Many of the 27 products investigated by the testing group did not disclose caffeine counts – data that is not required by law, according to the magazine’s December issue.
But measurements from Consumer Reports showed a wide range, from 6 milligrams per serving in 5-Hour Energy Decaf to 242 milligrams per serving of 5-Hour Energy Extra Strength.
An average 8-ounce cup of coffee has 100 milligrams. A single serving of basic Red Bull has 83 milligrams; Monster has 92 milligrams.
Research suggests that healthy adults can consume up to 400 milligrams a day, while pregnant women should limit themselves to 200 milligrams and children to between 45 and 85 milligrams.
Consumer Reports found that of the 16 products that included caffeine levels on labels, five overshot the listed amount by more than 20%. Another sample had 70% less caffeine than was advertised on the container.
Many energy drinks were showcased in stores near the soda and juice sections and occasionally at the checkout aisles, but rarely near alcohol, according to the study.
The test results came as federal health officials probe recent reports that, since 2009, five people have died from consuming Monster Beverage Corp.’s energy drinks.
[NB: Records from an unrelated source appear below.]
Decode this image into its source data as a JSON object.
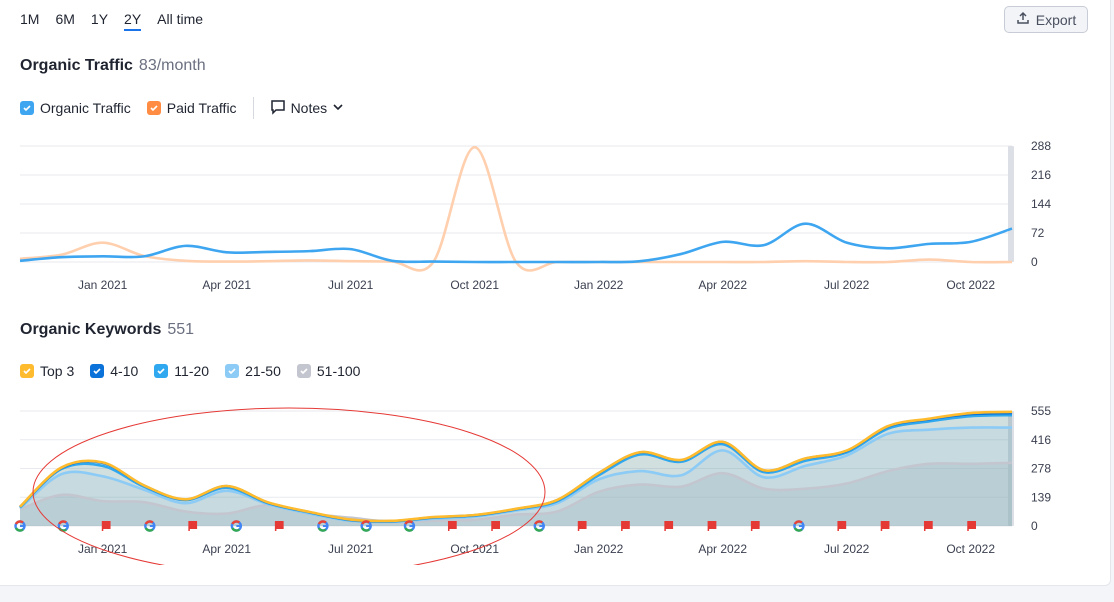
{
  "periods": [
    {
      "label": "1M",
      "active": false
    },
    {
      "label": "6M",
      "active": false
    },
    {
      "label": "1Y",
      "active": false
    },
    {
      "label": "2Y",
      "active": true
    },
    {
      "label": "All time",
      "active": false
    }
  ],
  "export": {
    "label": "Export",
    "icon": "upload-icon"
  },
  "organic_traffic": {
    "title": "Organic Traffic",
    "metric": "83/month",
    "legend": [
      {
        "label": "Organic Traffic",
        "color": "#3ea6f0",
        "checked": true
      },
      {
        "label": "Paid Traffic",
        "color": "#ff8c42",
        "checked": true
      }
    ],
    "notes_label": "Notes"
  },
  "organic_keywords": {
    "title": "Organic Keywords",
    "metric": "551",
    "legend": [
      {
        "label": "Top 3",
        "color": "#ffbb2e",
        "checked": true
      },
      {
        "label": "4-10",
        "color": "#0a72d9",
        "checked": true
      },
      {
        "label": "11-20",
        "color": "#2fa8f0",
        "checked": true
      },
      {
        "label": "21-50",
        "color": "#8ccbf5",
        "checked": true
      },
      {
        "label": "51-100",
        "color": "#c3c6cf",
        "checked": true
      }
    ]
  },
  "colors": {
    "accent": "#1a73e8",
    "annotation_ellipse": "#e53935",
    "flag": "#e53935"
  },
  "chart_data": [
    {
      "type": "line",
      "title": "Organic Traffic",
      "xlabels": [
        "Jan 2021",
        "Apr 2021",
        "Jul 2021",
        "Oct 2021",
        "Jan 2022",
        "Apr 2022",
        "Jul 2022",
        "Oct 2022"
      ],
      "yticks": [
        "288",
        "216",
        "144",
        "72",
        "0"
      ],
      "ylim": [
        0,
        288
      ],
      "x_months": [
        0,
        1,
        2,
        3,
        4,
        5,
        6,
        7,
        8,
        9,
        10,
        11,
        12,
        13,
        14,
        15,
        16,
        17,
        18,
        19,
        20,
        21,
        22,
        23,
        24
      ],
      "series": [
        {
          "name": "Organic Traffic",
          "color": "#3ea6f0",
          "values": [
            3,
            12,
            14,
            14,
            40,
            24,
            25,
            27,
            32,
            3,
            1,
            0,
            0,
            0,
            0,
            2,
            20,
            50,
            42,
            95,
            48,
            34,
            45,
            50,
            83
          ]
        },
        {
          "name": "Paid Traffic",
          "color": "#ffcfae",
          "values": [
            8,
            18,
            48,
            15,
            3,
            1,
            2,
            4,
            2,
            1,
            0,
            285,
            0,
            0,
            0,
            0,
            0,
            0,
            0,
            2,
            0,
            0,
            6,
            0,
            0
          ]
        }
      ]
    },
    {
      "type": "area",
      "title": "Organic Keywords",
      "xlabels": [
        "Jan 2021",
        "Apr 2021",
        "Jul 2021",
        "Oct 2021",
        "Jan 2022",
        "Apr 2022",
        "Jul 2022",
        "Oct 2022"
      ],
      "yticks": [
        "555",
        "416",
        "278",
        "139",
        "0"
      ],
      "ylim": [
        0,
        555
      ],
      "x_months": [
        0,
        1,
        2,
        3,
        4,
        5,
        6,
        7,
        8,
        9,
        10,
        11,
        12,
        13,
        14,
        15,
        16,
        17,
        18,
        19,
        20,
        21,
        22,
        23,
        24
      ],
      "series": [
        {
          "name": "51-100",
          "color": "#c3c6cf",
          "values": [
            80,
            150,
            120,
            115,
            70,
            60,
            100,
            60,
            40,
            20,
            25,
            30,
            55,
            70,
            165,
            200,
            190,
            255,
            180,
            180,
            205,
            265,
            300,
            300,
            305
          ]
        },
        {
          "name": "21-50",
          "color": "#8ccbf5",
          "values": [
            85,
            250,
            240,
            175,
            110,
            170,
            105,
            60,
            25,
            20,
            35,
            45,
            75,
            110,
            225,
            265,
            245,
            365,
            235,
            290,
            340,
            445,
            465,
            475,
            475
          ]
        },
        {
          "name": "11-20",
          "color": "#2fa8f0",
          "values": [
            90,
            275,
            290,
            190,
            125,
            185,
            110,
            65,
            28,
            22,
            40,
            50,
            80,
            120,
            245,
            345,
            310,
            395,
            260,
            315,
            355,
            470,
            505,
            530,
            535
          ]
        },
        {
          "name": "4-10",
          "color": "#0a72d9",
          "values": [
            92,
            280,
            305,
            195,
            128,
            192,
            113,
            67,
            30,
            24,
            42,
            52,
            82,
            125,
            255,
            355,
            318,
            405,
            268,
            325,
            362,
            480,
            515,
            540,
            545
          ]
        },
        {
          "name": "Top 3",
          "color": "#ffbb2e",
          "values": [
            93,
            282,
            307,
            196,
            129,
            193,
            114,
            68,
            31,
            25,
            43,
            53,
            83,
            126,
            256,
            356,
            319,
            406,
            269,
            326,
            364,
            482,
            518,
            545,
            551
          ]
        }
      ],
      "annotations": [
        "google",
        "google",
        "flag",
        "google",
        "flag",
        "google",
        "flag",
        "google",
        "google",
        "google",
        "flag",
        "flag",
        "google",
        "flag",
        "flag",
        "flag",
        "flag",
        "flag",
        "google",
        "flag",
        "flag",
        "flag",
        "flag"
      ]
    }
  ]
}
The Corona company said it is “unaware of any fatality anywhere that has been caused by its drinks.”
The Consumer Reports study and Monster investigation were cited in a letter from two U.S. senators asking the Food and Drug Administration to address regulatory loopholes and possible health risks related to energy drinks.
On Friday, Sens. Richard J. Durbin (D-Ill.) and Richard Blumenthal (D-Conn.) sent the letter – their third – calling on the agency to look into the industry and its effect on children and teens. The lawmakers also requested more scrutiny of ingredients such as guarana, taurine and ginseng, which are often used in energy drinks.
The letter also sought better guidelines on energy drink classifications, claiming that companies often categorize the products as dietary supplements to skirt regulatory oversight but then market the items as beverages.
Even as caffeine-pumped products such as the AeroShot Energy inhaler spark health concerns, energy drink sales are booming. Last year, they soared nearly 17%, according to industry publication Beverage Digest.
In 2010, Four Loko took caffeine, guarana and taurine out of its alcoholic beverages, reformulating the products "after trying - unsuccessfully - to navigate a difficult and politically-charged regulatory environment at both the state and federal levels," said maker Phusion Projects in a statement.